Foxx became embroiled in the case when her office elected not to prosecute Smollett, in spite of ample evidence he committed a crime. A special prosecutor was appointed and the resulting 60-page report detailed serious, “procedural and ethical missteps,” as Foxx, “tried to mislead the public as the office struggled to respond to outrage over the decision to dismiss charges against the ‘Empire’ actor.”

In spite of his conviction in December, Mr. Smollett is not without prominent defenders, in addition to Kim Foxx. Neither Foxx, nor actor Samuel L. Jackson, nor the organization Black Lives Matter have maintained his innocence of the charges brought against him; all wanted the court to find alternatives to incarceration for Smollett.

“Jussie has already suffered a great deal of punishment, as this situation has destroyed his existing career and impugned his reputation,” wrote Samuel L. Jackson and his wife on behalf of Smollett. “Please Judge Linn, in God’s name, please save this young man and allow him to be of service. Jussie Smollett is worth the risk and investment.”

“The jail time is excessive, in our view, given Smollett’s lack of a criminal record,” agreed the CST Editorial Board. “But Smollett’s refusal to take responsibility, his arrogance and his defiant testimony during his trial probably helped land him behind bars.”

“He’ll never admit that his lies could have sparked violence, that Chicagoans could have been hurt or killed,” concluded former Chicago Tribune reporter and current Chicago media firebrand John Kass. “He can’t admit publicly to perjury on the witness stand before judge and jury in that trial where he was convicted on five of six counts.”

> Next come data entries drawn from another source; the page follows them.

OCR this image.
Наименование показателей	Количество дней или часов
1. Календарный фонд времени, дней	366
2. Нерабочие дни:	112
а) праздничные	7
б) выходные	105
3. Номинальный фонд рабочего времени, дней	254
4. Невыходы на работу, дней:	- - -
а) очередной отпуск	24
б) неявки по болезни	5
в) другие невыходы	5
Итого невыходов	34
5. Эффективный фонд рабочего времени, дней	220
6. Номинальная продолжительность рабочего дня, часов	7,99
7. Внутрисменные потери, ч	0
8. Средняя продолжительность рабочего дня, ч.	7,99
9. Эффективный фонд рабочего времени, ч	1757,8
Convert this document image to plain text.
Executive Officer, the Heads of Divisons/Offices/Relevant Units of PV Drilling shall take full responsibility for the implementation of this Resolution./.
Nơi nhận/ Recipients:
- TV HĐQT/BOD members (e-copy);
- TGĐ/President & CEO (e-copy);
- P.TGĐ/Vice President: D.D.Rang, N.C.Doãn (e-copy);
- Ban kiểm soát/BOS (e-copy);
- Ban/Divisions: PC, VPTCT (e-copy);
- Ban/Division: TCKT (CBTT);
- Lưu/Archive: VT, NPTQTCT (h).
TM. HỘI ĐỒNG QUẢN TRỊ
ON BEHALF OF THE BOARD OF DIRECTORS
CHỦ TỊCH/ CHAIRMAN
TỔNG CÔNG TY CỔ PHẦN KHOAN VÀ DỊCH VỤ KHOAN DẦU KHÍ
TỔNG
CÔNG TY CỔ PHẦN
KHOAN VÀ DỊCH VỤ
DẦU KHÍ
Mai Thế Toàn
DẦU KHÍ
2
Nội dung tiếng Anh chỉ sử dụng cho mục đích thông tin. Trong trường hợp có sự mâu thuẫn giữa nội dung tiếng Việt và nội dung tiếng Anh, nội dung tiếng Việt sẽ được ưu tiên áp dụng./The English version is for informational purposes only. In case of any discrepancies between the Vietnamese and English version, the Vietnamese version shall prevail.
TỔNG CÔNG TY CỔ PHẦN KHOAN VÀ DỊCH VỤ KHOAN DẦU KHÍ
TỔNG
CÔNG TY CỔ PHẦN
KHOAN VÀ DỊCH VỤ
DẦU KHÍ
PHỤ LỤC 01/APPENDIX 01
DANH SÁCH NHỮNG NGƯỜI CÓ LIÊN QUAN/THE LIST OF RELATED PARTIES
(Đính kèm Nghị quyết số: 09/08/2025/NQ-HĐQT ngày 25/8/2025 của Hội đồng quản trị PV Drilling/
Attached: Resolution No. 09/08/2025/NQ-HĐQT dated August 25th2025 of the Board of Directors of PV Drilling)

While plenty of Chicago liberals were eager to let city prosecutor Kim Foxx sweep the whole embarrassing incident under the rug- along with every prominent celebrity and politician who demanded #JusticeForJussie- not every Democrat in Chicago was so inclined.

Chicago Mayor Lori Lightfoot released the following statement: “The criminal conviction of Jussie Smollett by a jury of his peers and today’s sentencing should send a clear message to everyone in the city of Chicago that false claims and allegations will not be tolerated.”

“The malicious and wholly fabricated claim made by Mr. Smollett resulted in over 1500 hours of police work that cost the city over $130,000 in police overtime,” Mayor Lightfoot said. “The city feels vindicated in today’s ruling that he is being held accountable and that we will appropriately receive restitution for his actions.”

In spite of the most fervent wishes of Chicago city leaders and media outlets, the Windy City hasn’t yet seen the end of Jussie Smollett. A civil suit is currently being brought against the actor by the two Nigerian brothers Smollett was convicted of paying to stage the hoax. The City of Chicago is responsible for a separate pending civil suit.

Whatever the truth about Smollett, he has likely been both victim and perpetrator in this case. Law enforcement agencies and prosecutors aren’t unfamiliar with the, “deny, deny, deny,” defense, however. Convicted criminals in high profile cases frequently maintain their innocence, sometimes forever, however much evidence is presented against them.

That Jussie Smollett isn’t yet ready to come clean about what really happened in Chicago that fateful night, isn’t surprising. It may have more to do with avoiding incriminating himself in the pending civil suits than arrogance or defiance of the court.

As others have noted, the court of public opinion found Smollett guilty long before a jury of his peers heard a shred of evidence against him. Nothing can erase that conviction and Smollett’s defenders, and Judge Linn, are correct that the worst consequences will be to his reputation and career prospects.

Escaping this particular episode in his life will be all but impossible. No further damage is likely to be done, but what damage Smollett has suffered carries a life sentence.